Parents of fallen Louisiana National Guardsmen presented a statue of appreciation to a state senator who had shepherded legislation that would provide death benefits for 32 families.
Judy Barnett, of Baker, said the statue of a soldier hugging Jesus was to remember the work state Sen. Robert Adley, R-Benton, did over the past few years in getting the legislation approved.
Gov. Bobby Jindal on Tuesday vetoed Senate Bill 1, which was sponsored by Adley, a frequent critic of the governor’s.
The same day Jindal signed House Bill 143, which had the same language but was sponsored by state Rep. Nick Lorusso, R-New Orleans, who supports the governor more often than Adley.

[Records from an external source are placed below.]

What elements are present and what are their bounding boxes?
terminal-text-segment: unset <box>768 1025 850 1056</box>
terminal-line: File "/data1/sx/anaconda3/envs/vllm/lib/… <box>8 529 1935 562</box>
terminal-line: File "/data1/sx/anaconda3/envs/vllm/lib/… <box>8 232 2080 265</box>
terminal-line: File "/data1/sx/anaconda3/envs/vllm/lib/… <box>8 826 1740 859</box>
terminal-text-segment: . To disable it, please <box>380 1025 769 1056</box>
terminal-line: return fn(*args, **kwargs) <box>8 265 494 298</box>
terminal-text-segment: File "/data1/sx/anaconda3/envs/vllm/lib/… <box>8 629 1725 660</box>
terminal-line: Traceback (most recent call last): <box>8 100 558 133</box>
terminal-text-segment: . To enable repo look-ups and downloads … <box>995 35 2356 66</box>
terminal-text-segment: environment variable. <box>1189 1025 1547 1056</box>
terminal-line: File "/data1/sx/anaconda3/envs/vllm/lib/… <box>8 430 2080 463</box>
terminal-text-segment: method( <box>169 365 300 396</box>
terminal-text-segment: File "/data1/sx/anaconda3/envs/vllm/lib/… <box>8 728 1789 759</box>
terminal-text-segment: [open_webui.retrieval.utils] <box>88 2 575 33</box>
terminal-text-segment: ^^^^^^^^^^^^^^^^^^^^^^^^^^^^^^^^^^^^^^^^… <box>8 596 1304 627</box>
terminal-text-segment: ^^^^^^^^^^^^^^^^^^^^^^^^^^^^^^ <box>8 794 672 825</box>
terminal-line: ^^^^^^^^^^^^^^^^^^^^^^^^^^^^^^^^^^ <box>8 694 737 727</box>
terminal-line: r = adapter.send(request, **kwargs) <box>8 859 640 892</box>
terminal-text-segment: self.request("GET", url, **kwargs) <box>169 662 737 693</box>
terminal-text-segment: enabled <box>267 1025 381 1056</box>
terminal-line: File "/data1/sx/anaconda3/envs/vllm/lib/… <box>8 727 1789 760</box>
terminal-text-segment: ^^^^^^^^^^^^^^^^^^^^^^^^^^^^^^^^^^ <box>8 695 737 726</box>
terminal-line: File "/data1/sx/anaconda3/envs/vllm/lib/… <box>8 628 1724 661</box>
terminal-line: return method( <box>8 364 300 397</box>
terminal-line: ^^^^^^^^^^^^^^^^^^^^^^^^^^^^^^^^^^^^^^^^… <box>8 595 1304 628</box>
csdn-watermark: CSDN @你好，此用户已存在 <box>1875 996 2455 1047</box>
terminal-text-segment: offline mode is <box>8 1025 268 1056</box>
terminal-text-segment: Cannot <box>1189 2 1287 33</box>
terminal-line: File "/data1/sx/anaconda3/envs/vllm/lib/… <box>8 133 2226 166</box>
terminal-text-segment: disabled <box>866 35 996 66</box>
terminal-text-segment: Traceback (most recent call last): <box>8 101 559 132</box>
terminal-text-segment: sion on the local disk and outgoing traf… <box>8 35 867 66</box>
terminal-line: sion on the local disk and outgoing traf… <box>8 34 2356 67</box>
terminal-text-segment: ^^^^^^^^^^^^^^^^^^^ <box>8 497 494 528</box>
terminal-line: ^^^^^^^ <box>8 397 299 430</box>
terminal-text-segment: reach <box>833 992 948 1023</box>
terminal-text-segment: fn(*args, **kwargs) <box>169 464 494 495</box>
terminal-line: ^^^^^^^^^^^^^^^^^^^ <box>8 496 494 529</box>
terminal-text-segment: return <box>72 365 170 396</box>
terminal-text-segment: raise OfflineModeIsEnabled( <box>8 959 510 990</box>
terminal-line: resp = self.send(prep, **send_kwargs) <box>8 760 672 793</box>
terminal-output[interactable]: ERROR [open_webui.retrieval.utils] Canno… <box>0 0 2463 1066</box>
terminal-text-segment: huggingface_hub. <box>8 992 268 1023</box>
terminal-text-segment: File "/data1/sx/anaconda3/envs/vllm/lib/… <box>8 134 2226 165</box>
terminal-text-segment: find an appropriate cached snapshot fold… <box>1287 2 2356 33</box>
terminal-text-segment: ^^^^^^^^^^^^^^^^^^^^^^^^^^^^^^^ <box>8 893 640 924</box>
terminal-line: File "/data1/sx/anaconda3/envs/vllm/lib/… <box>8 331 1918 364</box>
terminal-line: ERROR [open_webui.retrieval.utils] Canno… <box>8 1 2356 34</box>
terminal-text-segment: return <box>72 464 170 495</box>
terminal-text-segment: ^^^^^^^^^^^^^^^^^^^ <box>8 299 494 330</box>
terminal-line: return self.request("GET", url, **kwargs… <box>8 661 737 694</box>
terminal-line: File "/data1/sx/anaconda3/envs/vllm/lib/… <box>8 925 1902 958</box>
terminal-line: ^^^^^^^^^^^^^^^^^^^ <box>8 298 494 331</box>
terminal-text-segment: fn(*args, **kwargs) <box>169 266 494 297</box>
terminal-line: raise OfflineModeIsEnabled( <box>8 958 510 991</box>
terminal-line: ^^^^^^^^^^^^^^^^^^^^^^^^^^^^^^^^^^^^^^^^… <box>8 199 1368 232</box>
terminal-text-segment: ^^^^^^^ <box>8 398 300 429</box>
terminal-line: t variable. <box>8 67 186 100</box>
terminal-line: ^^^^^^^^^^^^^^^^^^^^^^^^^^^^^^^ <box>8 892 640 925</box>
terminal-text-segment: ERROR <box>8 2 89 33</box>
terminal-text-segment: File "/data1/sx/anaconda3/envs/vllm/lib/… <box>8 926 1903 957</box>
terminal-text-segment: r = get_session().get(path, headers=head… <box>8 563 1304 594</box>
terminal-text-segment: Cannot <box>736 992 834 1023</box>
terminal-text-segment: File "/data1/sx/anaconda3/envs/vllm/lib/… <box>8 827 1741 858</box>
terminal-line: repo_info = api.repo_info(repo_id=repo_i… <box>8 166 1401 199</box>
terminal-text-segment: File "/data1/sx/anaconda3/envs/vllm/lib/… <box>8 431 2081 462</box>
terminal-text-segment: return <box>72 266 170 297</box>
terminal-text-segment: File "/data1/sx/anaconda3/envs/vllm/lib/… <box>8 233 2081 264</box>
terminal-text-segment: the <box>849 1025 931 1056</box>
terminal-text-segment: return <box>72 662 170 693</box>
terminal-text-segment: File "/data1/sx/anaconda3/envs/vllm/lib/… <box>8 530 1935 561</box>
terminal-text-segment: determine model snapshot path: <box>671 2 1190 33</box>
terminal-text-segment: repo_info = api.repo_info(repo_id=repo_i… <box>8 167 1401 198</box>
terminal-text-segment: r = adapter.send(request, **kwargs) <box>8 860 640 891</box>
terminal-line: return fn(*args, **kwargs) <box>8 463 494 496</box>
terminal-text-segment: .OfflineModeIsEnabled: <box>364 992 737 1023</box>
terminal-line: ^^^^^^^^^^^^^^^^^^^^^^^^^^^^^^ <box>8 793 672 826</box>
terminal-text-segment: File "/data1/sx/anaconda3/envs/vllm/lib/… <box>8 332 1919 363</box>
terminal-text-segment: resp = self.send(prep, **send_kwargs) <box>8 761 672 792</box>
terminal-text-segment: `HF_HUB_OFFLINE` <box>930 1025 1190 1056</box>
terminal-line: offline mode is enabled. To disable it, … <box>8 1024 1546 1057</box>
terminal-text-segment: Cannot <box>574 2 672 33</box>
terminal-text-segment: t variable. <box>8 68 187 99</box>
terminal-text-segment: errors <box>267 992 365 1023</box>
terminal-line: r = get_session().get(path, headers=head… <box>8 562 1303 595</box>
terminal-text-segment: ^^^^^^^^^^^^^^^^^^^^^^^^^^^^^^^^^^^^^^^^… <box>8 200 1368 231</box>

“We weren’t aware of Mr. Lorusso’s involvement until late,” said Barnett, of Gold Star Families of Louisiana, adding the award was not meant to diminish Lorusso’s work but to remember the many hours Adley put in on getting the legislation passed.
Though not a formally organized association, Gold Star Families of Louisiana is a group of parents whose children have been killed while serving in the military, Barnett said.
Barnett’s son, 1st Lt. Christopher Barnett, was killed when a roadside bomb exploded while his unit was patrolling the streets of Baghdad on Dec. 23, 2004, she said.
“Sen. Adley has worked with us since 2009 on this bill,” Barnett said with tears welling in her eyes. Legislative efforts to provide death benefits were defeated during previous sessions but passed overwhelmingly this year.
Adley said, “If it hadn’t been for these Gold Star moms, and their involvement, this bill wouldn’t have passed.”
Both Adley’s Senate Bill 1 and Lorusso’s House Bill 143 sought to correct a mistake that the Legislature made in 2007 when it created benefits for members of the Louisiana National Guard killed or permanently disabled in the wake of the Sept. 11, 2001, terrorist attacks.
The 2007 bill had omitted soldiers killed or injured between Sept. 11, 2001, and July 6, 2007. That amounted to about 32 families, Adley said.
HB143, now Act 406, pays $250,000 for deaths and $100,000 for permanent disabilities.
Adley said it did not matter whose bill was ultimately signed. “It appears to be a personal thing for Jindal,” Adley said.
The legislation focuses on Louisiana National Guardsmen because it is clear that state government is responsible for them, Adley said.
But now that bill has passed, Adley said he is looking next at legislation that would provide additional benefits for Louisiana servicemen in regular military units.